Virtual Museum of Canada
Jardin botanique de Montréal 
Centre for Forest Research

Unique trees at the Botanical Garden (Part 1)

Photo of a silver maple (Acer saccharinum)

© Jardin botanique de Montréal (Richard Lavertue)

Some of the trees in the Montréal Botanical Garden's collections were acquired very early in the institution’s history. Others just grew at random on the site, without realizing that one day they would be part of the some 225,000 recorded plants in the Garden’s collections. But each tree, whether it grew there by itself or was introduced, has its own story. Here are a few of them. (Part 1)

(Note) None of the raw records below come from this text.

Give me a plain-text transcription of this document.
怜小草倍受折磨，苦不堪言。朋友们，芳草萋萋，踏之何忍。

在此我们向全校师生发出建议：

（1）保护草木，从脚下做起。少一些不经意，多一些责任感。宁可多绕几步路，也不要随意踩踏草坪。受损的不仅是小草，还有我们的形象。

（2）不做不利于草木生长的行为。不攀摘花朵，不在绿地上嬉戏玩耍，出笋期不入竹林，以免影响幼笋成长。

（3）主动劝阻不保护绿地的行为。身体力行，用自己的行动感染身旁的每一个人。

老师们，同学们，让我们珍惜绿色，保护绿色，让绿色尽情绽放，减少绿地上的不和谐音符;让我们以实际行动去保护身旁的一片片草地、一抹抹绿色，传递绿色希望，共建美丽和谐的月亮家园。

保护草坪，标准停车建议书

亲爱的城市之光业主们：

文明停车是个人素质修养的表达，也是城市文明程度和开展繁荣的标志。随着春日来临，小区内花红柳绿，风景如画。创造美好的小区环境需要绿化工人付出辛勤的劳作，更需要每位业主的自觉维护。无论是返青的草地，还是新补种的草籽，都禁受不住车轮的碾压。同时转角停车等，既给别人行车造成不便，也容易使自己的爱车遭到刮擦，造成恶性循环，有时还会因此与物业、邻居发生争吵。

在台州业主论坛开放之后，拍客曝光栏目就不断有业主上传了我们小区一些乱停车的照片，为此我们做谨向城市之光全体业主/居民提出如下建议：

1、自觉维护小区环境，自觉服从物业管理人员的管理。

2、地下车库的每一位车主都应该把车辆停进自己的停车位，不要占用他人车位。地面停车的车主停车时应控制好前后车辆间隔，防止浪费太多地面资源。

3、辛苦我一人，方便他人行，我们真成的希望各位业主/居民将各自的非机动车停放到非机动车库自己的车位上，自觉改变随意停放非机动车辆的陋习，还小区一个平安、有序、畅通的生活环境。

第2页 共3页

To give honour where honour is due, let's start with the oldest member of our collections. Of all the plants at the Montréal Botanical Garden, the oldest is thought to be this lovely silver maple (Acer saccharinum) that stands at the entrance to the Alpine Garden. Even though it can be seen from afar, towering above its surroundings from its height of nearly 30 metres, many people probably don't even notice it. There is nothing regal about its location: set against a chainlink fence, somewhat out of the way, there is no sign indicating that it is the oldest tree in the Botanical Garden. As far as I know, no one has ever taken a core from this tree to determine its exact age. But judging by its diameter of over 1.6 m, it is probably about 125 years old! That's about how old Marie-Victorin (1885-1944) would be today if he were still with us. Our silvery monarch unfortunately had a serious accident during the ice storm in 1998, when it lost close to one-third of its crown. It has recovered fairly well, but its crown is still a bit ragged.

Magnificent eastern cottonwoods

Since I'm talking about large specimens, I mustn't forget these magnificent eastern cottonwoods (Populus deltoides) across from the Rose Garden. These three specimens, with their impressive height and girth, also sprang up here all by themselves before the Garden was created. They are thought to be over 90 years old. In Quebec, eastern cottonwoods are the trees that reach the largest size. The ones at the Garden are close to 30 metres high, and their trunks are nearly 1.45 m across. These trees don't normally live very long, meaning that the ones at the Garden are already quite advanced in age and rather fragile. Every year, high winds wreak havoc in their crowns. The terminal branches crash together, like the masts of boats in a harbour during a hurricane, and suddenly the ground is littered with hundreds of branches of all sizes dropping from the sky. I'm always worried when the wind picks up at the Garden. "I hope those trees hold up and no one takes shelter under them," I think.